Lastly, I’ve noticed that often times, results we want “enforced” or “ensured” are clues to the Purpose of a role. Our Training Operations role at HolacracyOne has a Purpose of “Flowing logistics for great experiences” — that’s certainly something he wants to ensure happens!
Accountabilities starting with “Collaborating with...”, “Working with…”
Often used to ensure that a role will work with others to do its work, even though the role-filler already has the authority to work with whoever makes sense to them to get their work done. Spelling it out in an accountability is often a clue to a misunderstanding of the basic authorities given to a circle member by virtue of filling a role in Holacracy — i.e., anyone can already collaborate however they want with whoever they want to express the purpose or accountabilities of their roles. As a result, those verbs may have the counter-productive effect of implying that if it's not spelled out, then a role-filler must do its work without collaborating with others (which is not true).
If we really want a role to "collaborate" with another role, then it’s much clearer to specify the nature of the collaboration. Do we want the role to "consider suggestions" from another role? Or "integrate objections"? Or even "integrate input"? Or do we really mean "Execute ... as directed" by another role? Some options are better than others depending on the context, but regardless of which we choose, clarity has the merit of forcing us to make a conscious decision about the kind of relationship we propose between the roles.
Accountabilities starting with “Overseeing…”, “Supervising…”, “Managing…”
Usually indicates an attempt at controlling someone else's work. As explained above, an accountability does NOT convey this authority. Again, Holacracy forces us to be clearer on the relationship between roles. Ask yourself the question: what type of activity are you envisioning when “supervising” the work of another role? Is your goal to be available to support and coach because you have more subject matter expertise? Or do you want your role to be a gatekeeper, so that the output of the work can’t be released without your approval? Or something else? Here is how you can improve the proposal depending on the actual need/tension behind the proposal. If you want to offer support to other roles, you can simply call it out by using one of those verbs instead: "Supporting...", "Assisting...", "Coaching...". If you want your role to be a gatekeeper to another role's work, call it out clearly. Let’s see how below.

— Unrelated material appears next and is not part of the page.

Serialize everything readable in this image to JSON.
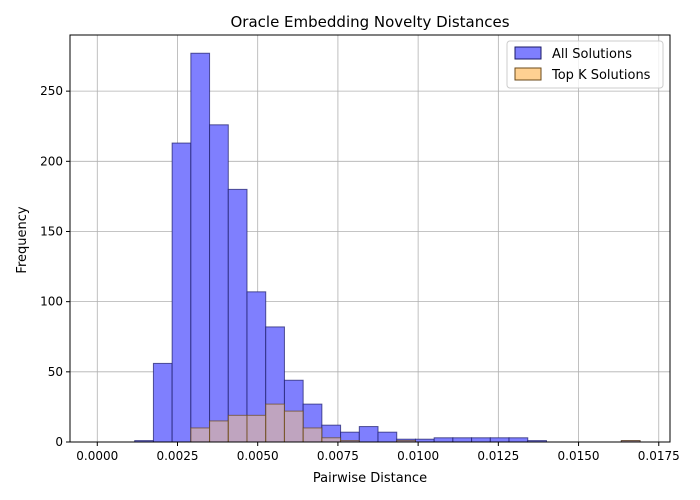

One caveat about “Managing”: even though using “Managing” is sometimes an attempt at describing an authority over another role’s work (e.g., “Managing the Customer Service Agents”), at other times it’s a perfectly appropriate accountability when it’s describing the administration of something (e.g., “Managing relevant vendor relationships with Internet providers”).
Accountabilities starting with “Approving…”
Usually indicates an attempt at creating a gatekeeper over some process or resource. Here again, an accountability does NOT limit other roles in any way, so the desired result is not achieved with such accountability. If you think about it, technically an accountability for "approving" means that other roles can expect this role will be "approving" stuff — not “evaluating and making a decision”, just “approving”... And even if the role decides not to “approve”, there is no constraint on other roles to align with this decision... so what’s the point? Indeed, it’s not very meaningful.
Instead, you usually want a Domain or a Policy to restrict other roles from impacting a particular process or resource. For example, at HolacracyOne we currently have a Writer role accountable for writing blog posts, and a Web Publisher role acting as a gatekeeper to our blog content. To get this blog post published, I’ve had to write it and submit it to Chris, in his Web Publisher role, who had the authority to decide whether to publish it or not (thanks Chris for approving it!). This authority is given to his role because of the Domain it has over “HolacracyOne’s blog content” — which means no other role can impact the blog content without his permission.